Наступила долгая, мучительная тишина. Никто не решался заговорить. Лагерник, двадцать лет, русский, светловолосый…
— Это слишком… — Золотарёв оборвал фразу.
— Да, — Бурлаков по-прежнему закрывал лицо, — разумеется, вы правы. Это слишком… большая удача. Я понимаю. Я всё понимаю.
— Игорь Александрович, — очень мягко сказал Аристов. — Ведь это только гипотеза. И я утверждаю. Этот парень не может быть лагерником.
— Почему? — резко обернулся к нему Золотарёв.
— Потому что индеец — спальник. Я говорил уже и повторяю. Спальники и лагерники не могут сосуществовать, о каких-то более тёплых чувствах я и не говорю. Когда… ладно, скажу… когда к нам привезли этих двух… лагерников, так парни специально ходили просить, чтобы их не ставили на эти палаты. Они боятся. Боятся самих себя. Что не смогут удержаться.
— У вас есть лагерники? — удивился Золотарев. — Что же ты молчал, Юра?
— Приказано было, вот и молчал. Да и о чём говорить? — Аристов закурил. — Несчастные люди. Такого… букета болезней и травм я, признаться, не встречал. Одного вытащили из рва. Случайно.

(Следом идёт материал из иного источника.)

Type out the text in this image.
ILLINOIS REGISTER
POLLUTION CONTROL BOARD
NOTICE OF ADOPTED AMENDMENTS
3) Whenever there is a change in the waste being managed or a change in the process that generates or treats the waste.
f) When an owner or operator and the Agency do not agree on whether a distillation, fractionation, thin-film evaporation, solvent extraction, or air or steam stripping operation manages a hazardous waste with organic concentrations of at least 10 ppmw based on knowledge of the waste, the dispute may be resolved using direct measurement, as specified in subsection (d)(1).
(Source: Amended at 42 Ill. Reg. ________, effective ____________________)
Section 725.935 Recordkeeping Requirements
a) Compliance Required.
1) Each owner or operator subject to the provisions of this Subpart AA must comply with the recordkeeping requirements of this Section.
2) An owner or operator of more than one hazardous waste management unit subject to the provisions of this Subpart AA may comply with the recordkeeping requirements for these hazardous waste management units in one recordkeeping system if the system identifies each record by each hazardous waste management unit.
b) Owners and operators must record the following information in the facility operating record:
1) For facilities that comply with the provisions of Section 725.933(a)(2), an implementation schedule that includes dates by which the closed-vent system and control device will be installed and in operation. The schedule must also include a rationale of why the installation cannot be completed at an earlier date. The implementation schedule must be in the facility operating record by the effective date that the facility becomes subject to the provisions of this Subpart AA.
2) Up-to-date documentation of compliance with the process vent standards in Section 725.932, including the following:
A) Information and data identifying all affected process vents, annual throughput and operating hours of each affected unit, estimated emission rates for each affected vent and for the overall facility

Второго нашли… тоже у рва. Вылез и лежал на краю. Замерзал.
— Так они что, с зимы у вас?
— Нет. Их сразу пришлось ещё тогда к Романову.
— В центральный психушник? Знаю, — кивнул Золотарёв.
— Там их чуть-чуть подлечили и привезли к нам. Слишком сложный… букет.
— А поговорить с ними?
— Никаких разговоров, — отрезал Аристов. — Да и разреши тебе, толку не будет.
— Почему? — напрягся Золотарёв.
— Потому что они там. В лагере. Они не понимают, ни где находятся, ни кто вокруг.
Бурлаков наконец справился с собой, открыл лицо, взял свой стакан и не спеша размеренными глотками выпил остывший чай.
— Да, Николай Алексеевич, я видел их, пытался поговорить. Это бесполезно.
— И какой прогноз? — спросил Гольцев.
— Медицинский? Касательно чего? Язвы зарубцуются, разрывы срастутся, это мы сделаем, полного восстановления, конечно, не будет, но в стационаре при постоянных процедурах будут жить. А психика… Боюсь, необратимо. Вот и два аргумента. Нормальная психика у парня. И дружба со спальником. Невероятная комбинация.
— Да, — кивнул уже спокойно Бурлаков. — Но знаете, Сопротивление приучило меня к тому, что невероятного нет. Ну, а эти парни, Николай Алексеевич, вам зачем?
— Лагерник нужен, сами понимаете, как свидетель. Спальник… — Золотарёв пожал плечами. — Да, пожалуй, ни за чем не нужен. Даст нам лагерника и всё.
— И всё? — переспросил Аристов. — Да ни черта он не даст. Ни Бредли, ни Трейси, ни, тем более, этого парня. Спальники…
— Ладно, Юра, — Золотарёв насмешливо улыбнулся. — Поживём — увидим.